You're reading: So far, London Olympics doping cases are good news

 LONDON (AP) — At the midway point of the London Olympics, no competitor has been caught doping at their event. At least, not yet.

 Still, every day a different name of a suspected offender has emerged because of an extensive pre-Games testing program to weed out drugs cheats before they get near a venue.

On Saturday, a Colombian runner, a Brazilian rower and a Moldovan hammer thrower all made minor headlines — and all were barred from starting their event.

Each case at this stage is judged a success in keeping the London Olympics clean.

From now on, every positive doping result from an in-competition sample becomes more problematic for the Olympic image.

Disqualifications follow, often requiring athletes to be stripped of their medals and results to be redrawn. Then, the possibility of lengthy legal action as the field of play switches to the Court of Arbitration for Sport in the International Olympic Committee’s home city of Lausanne, Switzerland.

For now, the IOC’s legal slate is clean.

“We have shown that we take swift action, that cheats are caught and ejected from these games,” spokesman Mark Adams said. “I would say at this stage, it’s a pretty low number.”

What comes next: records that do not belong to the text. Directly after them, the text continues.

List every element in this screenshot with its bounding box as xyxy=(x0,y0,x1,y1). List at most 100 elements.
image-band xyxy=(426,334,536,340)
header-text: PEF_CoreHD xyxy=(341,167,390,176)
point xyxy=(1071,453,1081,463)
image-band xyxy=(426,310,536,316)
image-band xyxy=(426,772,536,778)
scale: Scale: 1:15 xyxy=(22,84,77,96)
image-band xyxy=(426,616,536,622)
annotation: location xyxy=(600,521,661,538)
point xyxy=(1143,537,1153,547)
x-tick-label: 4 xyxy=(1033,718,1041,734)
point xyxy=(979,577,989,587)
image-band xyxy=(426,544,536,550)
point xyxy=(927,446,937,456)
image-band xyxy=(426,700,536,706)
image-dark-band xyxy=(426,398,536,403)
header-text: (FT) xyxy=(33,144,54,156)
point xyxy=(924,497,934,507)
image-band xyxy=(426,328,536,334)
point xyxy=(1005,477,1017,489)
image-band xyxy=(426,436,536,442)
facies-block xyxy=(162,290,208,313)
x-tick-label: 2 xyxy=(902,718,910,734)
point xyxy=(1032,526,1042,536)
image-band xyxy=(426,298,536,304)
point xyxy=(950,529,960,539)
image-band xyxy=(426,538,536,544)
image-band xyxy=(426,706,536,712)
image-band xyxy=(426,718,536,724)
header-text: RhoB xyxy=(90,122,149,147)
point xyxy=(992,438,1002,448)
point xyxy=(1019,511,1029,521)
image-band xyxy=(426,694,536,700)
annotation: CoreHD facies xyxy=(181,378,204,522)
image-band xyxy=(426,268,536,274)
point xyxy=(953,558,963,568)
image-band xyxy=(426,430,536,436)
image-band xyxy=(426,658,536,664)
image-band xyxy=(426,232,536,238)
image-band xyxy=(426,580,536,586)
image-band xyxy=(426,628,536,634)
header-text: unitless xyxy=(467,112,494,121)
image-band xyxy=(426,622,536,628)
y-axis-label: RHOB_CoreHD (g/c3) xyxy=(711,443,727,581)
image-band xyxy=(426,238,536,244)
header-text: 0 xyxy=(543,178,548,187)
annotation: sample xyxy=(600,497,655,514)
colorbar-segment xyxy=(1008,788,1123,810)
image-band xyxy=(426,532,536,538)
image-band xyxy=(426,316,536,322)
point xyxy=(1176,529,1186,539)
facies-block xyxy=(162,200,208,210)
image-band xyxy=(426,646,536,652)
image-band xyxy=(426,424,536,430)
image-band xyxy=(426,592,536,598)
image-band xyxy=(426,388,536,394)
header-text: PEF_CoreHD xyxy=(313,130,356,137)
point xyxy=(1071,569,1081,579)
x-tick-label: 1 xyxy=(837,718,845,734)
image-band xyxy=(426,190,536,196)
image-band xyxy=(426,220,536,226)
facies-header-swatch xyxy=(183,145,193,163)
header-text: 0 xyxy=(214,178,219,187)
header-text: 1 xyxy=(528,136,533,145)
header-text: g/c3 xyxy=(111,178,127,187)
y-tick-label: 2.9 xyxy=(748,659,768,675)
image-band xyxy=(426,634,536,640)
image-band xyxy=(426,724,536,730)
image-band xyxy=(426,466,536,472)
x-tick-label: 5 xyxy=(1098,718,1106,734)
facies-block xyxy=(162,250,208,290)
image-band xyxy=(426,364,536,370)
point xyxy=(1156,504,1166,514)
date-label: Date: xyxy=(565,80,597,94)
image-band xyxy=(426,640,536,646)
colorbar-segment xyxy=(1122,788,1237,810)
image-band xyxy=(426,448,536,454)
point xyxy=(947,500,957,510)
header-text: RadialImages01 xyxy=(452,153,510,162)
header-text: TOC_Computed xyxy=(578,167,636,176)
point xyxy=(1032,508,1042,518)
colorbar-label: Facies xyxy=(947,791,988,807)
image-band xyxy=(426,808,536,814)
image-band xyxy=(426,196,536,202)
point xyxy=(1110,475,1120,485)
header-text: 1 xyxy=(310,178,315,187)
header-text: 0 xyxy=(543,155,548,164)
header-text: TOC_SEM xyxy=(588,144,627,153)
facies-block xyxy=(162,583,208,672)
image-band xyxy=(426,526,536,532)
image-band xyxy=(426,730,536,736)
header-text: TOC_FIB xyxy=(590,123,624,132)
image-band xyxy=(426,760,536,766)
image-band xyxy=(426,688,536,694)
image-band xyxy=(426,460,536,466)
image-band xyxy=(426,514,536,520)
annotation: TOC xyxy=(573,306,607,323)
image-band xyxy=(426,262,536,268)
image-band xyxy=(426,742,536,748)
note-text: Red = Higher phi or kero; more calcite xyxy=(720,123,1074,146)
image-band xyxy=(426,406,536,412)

Four is low. That’s the number of cases requiring IOC sanctions from testing since the athletes’ village officially opened July 16. They are the Colombian, 18-year-old 400-meter runner Diego Palomeque (substance not identified); Russian track cyclist Victoria Baranova (testosterone); gymnast Luiza Galiulina of Uzbekistan (furosemide); and Albanian weightlifter Hysen Pulaku (stanozolol).

The World Anti-Doping Agency zeroed in on a higher number. In the week the Games opened, WADA said that 107 athletes were removed from the picture by suspensions imposed in the first six months this year.

Then add a few more July cases, involving new positive tests and old appeals resolved, which removed genuine medal contenders from the track and field program: in men’s discus, hammer and high jump, and the women’s 1,500 meters.

Those athletes took stanozolol — better known as the steroid Ben Johnson took at the 1988 Seoul Olympics — the classic blood-booster EPO and, in the case of Hungarian former discus silver medalist Zoltan Kovago, flat out refusing to cooperate with testing teams.

The numbers suggest WADA and the International Association of Athletics Federations got their long-term strategy right.

Every athlete at the 2011 World Championships in Daegu, South Korea, had to provide a blood sample to help WADA laboratories set baseline levels for future monitoring and targeted follow-up tests.

It formed part of a wider program of sharing intelligence between WADA, international governing bodies and the British authorities — anti-doping and law enforcement agencies — trying to make life tougher for athletes intending to illegally enhance their performance on the world stage.

“Doping athletes should know that their chances of avoiding detection are the smallest they have ever been,” WADA President John Fahey promised IOC members three days before the London Games opened.

It marked a chance of rhetoric from the global anti-doping watchdog which has often lamented since the 2008 Beijing Games that only the “dopiest dopers” were being caught.

WADA has sought greater government help to enforce its modern mantra of “quality not quantity” in drug-testing, though the London Olympics appears to have both.

The IOC has pledged to take more than 5,000 urine and blood samples during the four-week official Games period. The samples are tested at a dedicated Olympic laboratory working round-the-clock under the supervision of WADA-accredited researchers from King’s College, London.

On Saturday morning, Adams said the lab had 2,905 samples, with many still being analyzed.

A doping scandal will be hard to avoid in the coming days.

The 2004 Athens Games produced a record 26 cases at the time, and the number is still rising. Men’s hammer silver medalist Ivan Tsikhan was sent home from London to Belarus on Friday because of suspicions arising from reanalysis of his Athens sample.

Six Beijing medals were reallocated because of doping, including the signature men’s 1,500 meters gold. Rashid Ramzi of Bahrain was stripped when retests months later found a new version of EPO, called CERA.

London samples will be stored for eight years to allow the IOC to re-examine samples if new technologies and tests allow for deeper analysis.

So far in London, the biggest doping discussion has centered on unfounded suspicions aimed at teenage swimming gold medalists Ye Shiwen of China and Katie Ledecky of the United States, for being so young and so fast.

The IOC’s medical commission chairman Arne Lungqvist simply responded that it was a “sad day” when doubt was cast on each outstanding performance.

There likely will be sad days to follow at the London Olympics. But not yet.